TypeError Expected input to be a struct type, received: Python
Describe the bug
Now there is a scenario where text data is processed to generate tensor data with an accuracy of bfloat16. However, since bfloat16 is not supported in Daft, in the udf function, the value of returned_type=object is defined. But now when retrieving the data from it, an error will be reported: TypeError Expected input to be a struct type, received: Python.
Error message
Traceback (most recent call last):
File "/data00/code/tmp2/Daft/temp/test_tensort.py", line 86, in <module>
df = df.with_column("bfloat16", df["bfloat16_values"].struct.get("bfloat16"))
^^^^^^^^^^^^^^^^^^^^^^^^^^^^^^^^^^^^^^^^^^^^^^^^^^^^^^^^^^^^^^^^^^^^^^^^
File "/data00/code/tmp2/Daft/daft/dataframe/dataframe.py", line 2249, in with_column
return self.with_columns({column_name: expr})
^^^^^^^^^^^^^^^^^^^^^^^^^^^^^^^^^^^^^^
File "/data00/code/tmp2/Daft/daft/dataframe/dataframe.py", line 2285, in with_columns
builder = self._builder.with_columns(new_columns)
^^^^^^^^^^^^^^^^^^^^^^^^^^^^^^^^^^^^^^^
File "/data00/code/tmp2/Daft/daft/logical/builder.py", line 163, in with_columns
builder = self._builder.with_columns(column_pyexprs)

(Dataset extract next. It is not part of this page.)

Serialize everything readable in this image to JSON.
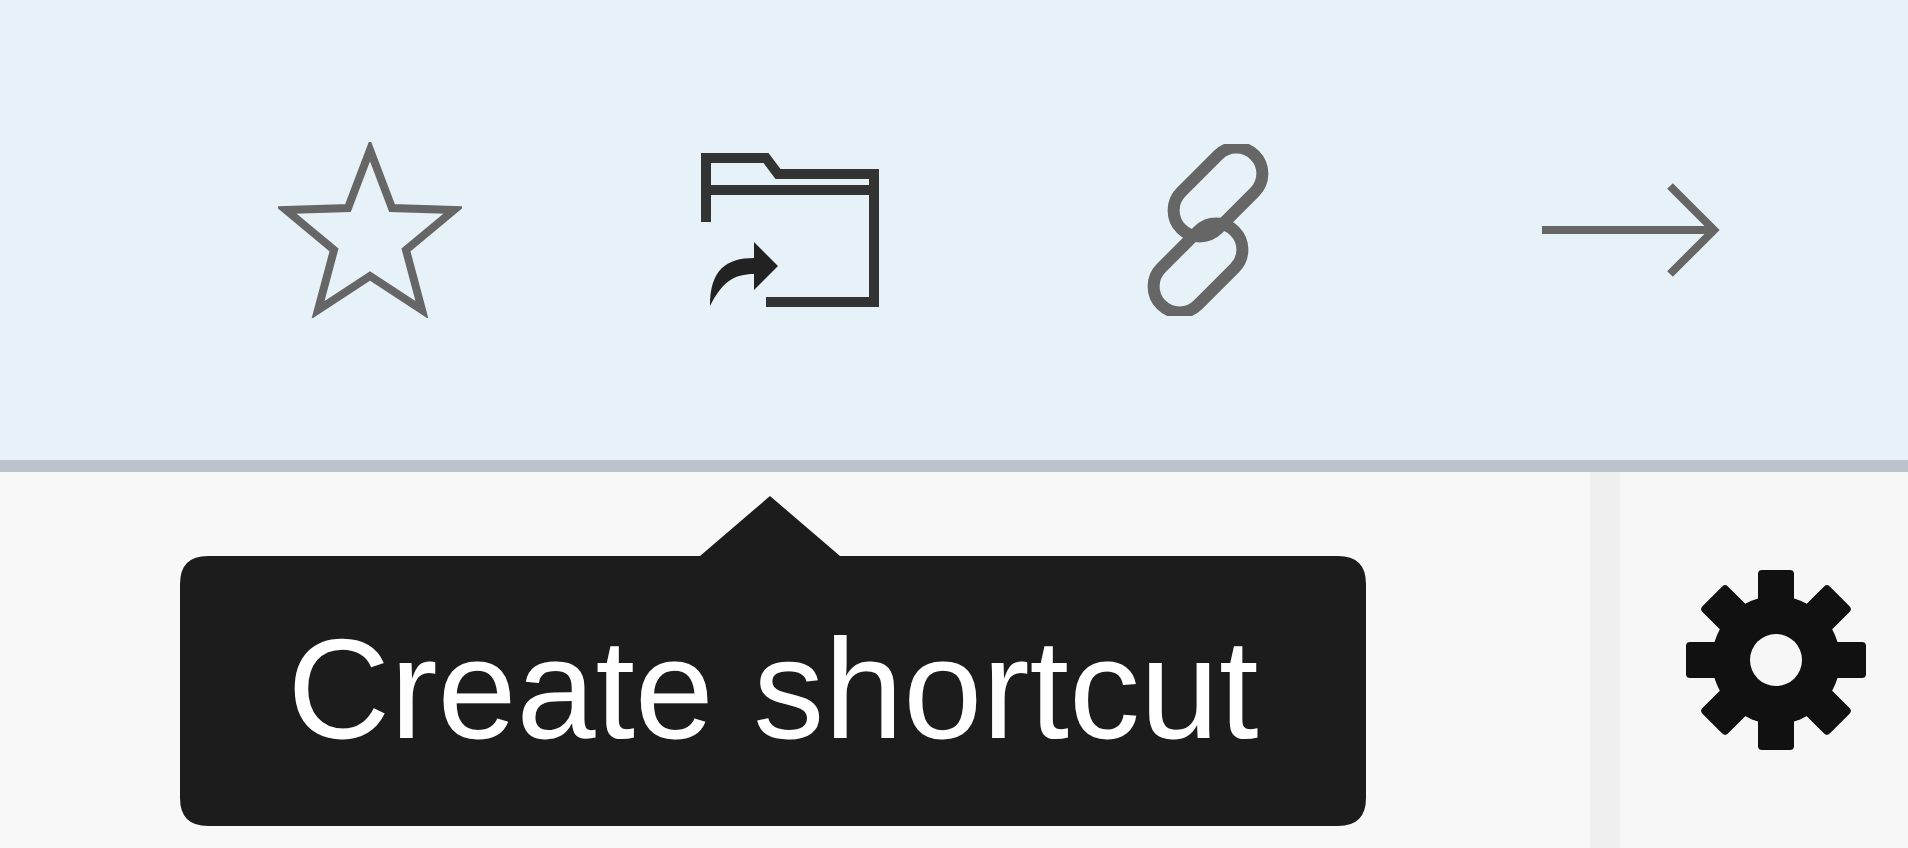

^^^^^^^^^^^^^^^^^^^^^^^^^^^^^^^^^^^^^^^^^^
daft.exceptions.DaftCoreException: DaftError::External Unable to create logical plan node.
Due to: DaftError::TypeError Expected input to be a struct type, received: Python
Code Example:
import daft
data = {"text": ["hello", "world"], "value": [1, 2]}
df = daft.from_pydict(data)
@daft.udf(return_dtype=object)
def to_bfloat16(str_s) -> torch.Tensor:
res = []
for s in str_s:
res.append({"len": len(s), "bfloat16": torch.tensor([[1.5003, 2.2523, 3.7542],[1.2,2.3,4.2]], dtype=torch.bfloat16)})
return res
df = df.with_column("bfloat16_values", to_bfloat16(df["text"]))
df = df.with_column("bfloat16", df["bfloat16_values"].struct.get("bfloat16"))
df.show()
To Reproduce
No response
Expected behavior
No response
Component(s)
Expressions
Additional context
No response
@huleilei — two questions
- (1) Which version/commit of daft are you using?
- (2) Does your issue persist even after checking out #5201?
Thank you!
@rchowell I use the latest main branch on GitHub. And I tried using the latest code today and the problem still persists. Thank you for helping me take a look
@huleilei I think the issue is that you are specifying return_dtype=object. This is treated as a Python datatype, not a struct datatype.
For struct return, you either need to use a typeddict, or the datatype api
Datatype api
return_dtype = dt.struct({"len": dt.int64(), "bfloat16": dt.python()})
@daft.udf(return_dtype=return_dtype)
def to_bfloat16(str_s): ...
Typed Dict
class MyTypedDict(TypedDict):
len: int
bfloat16: torch.Tensor
@daft.udf(return_dtype=MyTypedDict)
def to_bfloat16(str_s): ...
our full python -> daft casting table can be found here.
https://docs.daft.ai/en/stable/api/datatypes/type_conversions/#python-to-daft
@universalmind303 Thanks. I have two more questions, could you please help me answer them:
- Will we support
bfloat16precision indaft.DataType.tensortypes in the future? - Represent
torch.tensor(dtype=torch.bfloat16)data as Daft'sdaft.DataType.Pythontype. Is there any performance impact? For example, serialization.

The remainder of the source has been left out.